# Test

### 音頻數據的準備與處理
你可以使用 `torchaudio` 來處理音頻數據，將其加載並轉換為頻譜圖。`torchaudio` 可以非常方便地處理音頻格式。

In [76]:
import torchaudio
import torch
import torch.nn.functional as F

# 加載音頻
waveform_clean, sample_rate = torchaudio.load("test_clean.wav")
waveform_noisy, sample_rate = torchaudio.load("test_noisy.wav")
waveform_mixed, sample_rate = torchaudio.load("test_mixed.wav")

# 全局參數設置
n_fft = 1024
win_length = None  # 設置為 None 時，默認等於 n_fft
hop_length = 512
n_mels = 80  # 確保這個值與模型定義時使用的值相同
half_n_mels = n_mels // 2
sample_rate = 44100  # 請確保這個值正確

# 生成 Mel Spectrogram
mel_spectrogram_transform = torchaudio.transforms.MelSpectrogram(
    sample_rate = sample_rate,
    n_fft = n_fft,
    win_length = win_length,
    hop_length = hop_length,
    n_mels = half_n_mels,
    f_min = 0,
    f_max = sample_rate/2
)
mel_spectrogram_clean = mel_spectrogram_transform(waveform_clean)
mel_spectrogram_noisy = mel_spectrogram_transform(waveform_noisy)
mel_spectrogram_mixed = mel_spectrogram_transform(waveform_mixed)

# 確保兩個頻譜圖具有相同的大小
target_size = (mel_spectrogram_clean.shape[-1] // 8) * 8  # 確保大小是8的倍數
mel_spectrogram_clean = mel_spectrogram_clean[..., :target_size]
mel_spectrogram_noisy = mel_spectrogram_noisy[..., :target_size]
mel_spectrogram_mixed = mel_spectrogram_mixed[..., :target_size]

# 如果仍然需要調整大小，可以使用插值
# if mel_spectrogram_clean.shape != mel_spectrogram_noisy.shape:
#     mel_spectrogram_noisy = F.interpolate(mel_spectrogram_noisy.unsqueeze(0), 
#                                           size=mel_spectrogram_clean.shape[-2:],
#                                           mode='bilinear',
#                                           align_corners=False).squeeze(0)
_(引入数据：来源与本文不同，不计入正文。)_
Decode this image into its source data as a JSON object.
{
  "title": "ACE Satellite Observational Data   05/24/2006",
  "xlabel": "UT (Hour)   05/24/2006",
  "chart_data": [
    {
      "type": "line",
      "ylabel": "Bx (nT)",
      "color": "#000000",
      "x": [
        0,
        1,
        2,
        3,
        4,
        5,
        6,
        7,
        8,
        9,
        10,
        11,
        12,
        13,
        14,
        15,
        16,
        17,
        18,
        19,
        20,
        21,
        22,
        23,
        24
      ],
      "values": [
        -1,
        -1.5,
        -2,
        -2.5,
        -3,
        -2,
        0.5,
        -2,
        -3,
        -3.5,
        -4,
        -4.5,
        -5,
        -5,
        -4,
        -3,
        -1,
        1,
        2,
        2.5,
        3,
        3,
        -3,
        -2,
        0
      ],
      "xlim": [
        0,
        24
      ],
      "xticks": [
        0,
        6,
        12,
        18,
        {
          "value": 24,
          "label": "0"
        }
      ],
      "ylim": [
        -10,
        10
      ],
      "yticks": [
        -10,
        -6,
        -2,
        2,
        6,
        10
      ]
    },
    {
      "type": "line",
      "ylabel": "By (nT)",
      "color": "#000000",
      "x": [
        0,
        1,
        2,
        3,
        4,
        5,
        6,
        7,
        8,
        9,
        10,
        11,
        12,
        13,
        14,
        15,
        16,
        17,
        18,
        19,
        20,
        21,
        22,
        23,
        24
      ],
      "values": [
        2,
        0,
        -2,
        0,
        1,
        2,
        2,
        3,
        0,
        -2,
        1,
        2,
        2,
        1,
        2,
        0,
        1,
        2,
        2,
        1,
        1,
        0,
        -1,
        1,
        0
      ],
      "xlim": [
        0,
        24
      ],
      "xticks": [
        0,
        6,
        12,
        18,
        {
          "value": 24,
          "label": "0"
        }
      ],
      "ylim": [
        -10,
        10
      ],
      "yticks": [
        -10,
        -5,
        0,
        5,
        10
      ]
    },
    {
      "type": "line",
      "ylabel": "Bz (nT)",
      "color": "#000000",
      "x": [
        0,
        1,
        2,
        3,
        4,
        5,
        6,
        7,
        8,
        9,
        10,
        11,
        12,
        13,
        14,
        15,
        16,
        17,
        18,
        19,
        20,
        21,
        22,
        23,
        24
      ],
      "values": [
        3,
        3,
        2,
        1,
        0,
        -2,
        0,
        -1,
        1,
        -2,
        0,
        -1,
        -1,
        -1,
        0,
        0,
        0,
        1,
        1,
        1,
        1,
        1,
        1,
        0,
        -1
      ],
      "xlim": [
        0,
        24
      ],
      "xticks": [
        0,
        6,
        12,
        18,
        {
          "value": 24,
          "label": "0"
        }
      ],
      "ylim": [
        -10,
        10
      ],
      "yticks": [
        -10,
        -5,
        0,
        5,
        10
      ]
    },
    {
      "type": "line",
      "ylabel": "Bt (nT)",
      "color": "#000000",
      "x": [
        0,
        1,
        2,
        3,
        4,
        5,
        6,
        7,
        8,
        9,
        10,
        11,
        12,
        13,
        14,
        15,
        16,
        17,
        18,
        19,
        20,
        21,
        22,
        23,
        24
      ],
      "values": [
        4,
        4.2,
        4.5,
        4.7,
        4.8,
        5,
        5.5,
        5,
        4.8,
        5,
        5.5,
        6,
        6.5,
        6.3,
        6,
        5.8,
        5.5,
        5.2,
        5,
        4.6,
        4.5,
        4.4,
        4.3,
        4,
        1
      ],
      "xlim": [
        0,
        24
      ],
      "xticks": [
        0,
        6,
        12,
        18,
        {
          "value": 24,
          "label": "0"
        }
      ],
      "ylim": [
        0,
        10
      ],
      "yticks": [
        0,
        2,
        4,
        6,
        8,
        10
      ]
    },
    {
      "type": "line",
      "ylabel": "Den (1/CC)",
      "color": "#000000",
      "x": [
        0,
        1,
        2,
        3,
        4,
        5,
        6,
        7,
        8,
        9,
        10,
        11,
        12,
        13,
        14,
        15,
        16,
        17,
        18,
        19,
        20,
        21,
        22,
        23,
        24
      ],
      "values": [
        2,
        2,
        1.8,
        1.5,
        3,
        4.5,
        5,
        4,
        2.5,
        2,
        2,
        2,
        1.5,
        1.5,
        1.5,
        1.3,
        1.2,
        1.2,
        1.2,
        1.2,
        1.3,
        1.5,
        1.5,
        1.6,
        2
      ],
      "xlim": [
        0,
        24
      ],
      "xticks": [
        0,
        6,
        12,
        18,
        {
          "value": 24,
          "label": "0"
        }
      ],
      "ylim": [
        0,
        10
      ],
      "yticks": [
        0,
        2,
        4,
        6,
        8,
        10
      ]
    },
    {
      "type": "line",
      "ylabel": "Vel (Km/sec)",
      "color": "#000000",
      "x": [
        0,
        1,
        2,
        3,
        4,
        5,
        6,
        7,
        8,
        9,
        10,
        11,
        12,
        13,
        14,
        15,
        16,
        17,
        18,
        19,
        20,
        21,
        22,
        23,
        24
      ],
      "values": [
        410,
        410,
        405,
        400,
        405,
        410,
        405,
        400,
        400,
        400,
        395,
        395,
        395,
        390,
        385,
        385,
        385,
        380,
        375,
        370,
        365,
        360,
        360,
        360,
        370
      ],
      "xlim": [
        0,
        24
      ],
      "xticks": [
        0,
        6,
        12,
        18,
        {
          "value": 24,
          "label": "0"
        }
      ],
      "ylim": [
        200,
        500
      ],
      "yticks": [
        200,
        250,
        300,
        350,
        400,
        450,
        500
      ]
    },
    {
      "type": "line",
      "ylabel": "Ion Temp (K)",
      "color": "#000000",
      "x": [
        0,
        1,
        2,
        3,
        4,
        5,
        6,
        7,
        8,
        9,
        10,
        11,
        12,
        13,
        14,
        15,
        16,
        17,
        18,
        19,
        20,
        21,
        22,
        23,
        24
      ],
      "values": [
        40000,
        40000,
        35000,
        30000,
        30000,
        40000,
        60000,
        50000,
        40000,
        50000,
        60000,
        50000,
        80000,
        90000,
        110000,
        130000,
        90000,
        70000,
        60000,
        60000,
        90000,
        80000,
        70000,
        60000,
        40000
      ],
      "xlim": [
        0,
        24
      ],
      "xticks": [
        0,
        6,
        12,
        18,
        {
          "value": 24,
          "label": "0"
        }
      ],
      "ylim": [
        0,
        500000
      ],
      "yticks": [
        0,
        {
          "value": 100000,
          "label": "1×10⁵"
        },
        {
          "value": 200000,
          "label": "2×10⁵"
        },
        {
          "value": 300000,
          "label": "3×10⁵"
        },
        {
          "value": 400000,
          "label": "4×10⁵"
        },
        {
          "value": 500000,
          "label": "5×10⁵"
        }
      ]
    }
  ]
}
mel_spectrogram_noisy2 = mel_spectrogram_noisy
mel_spectrogram_clean2 = mel_spectrogram_clean
mel_spectrogram_mixed2 = mel_spectrogram_mixed

print("Clean Mel Spectrogram shape:", mel_spectrogram_clean.shape)
print("Noisy Mel Spectrogram shape:", mel_spectrogram_noisy.shape)
print("Mixed Mel Spectrogram shape:", mel_spectrogram_mixed.shape)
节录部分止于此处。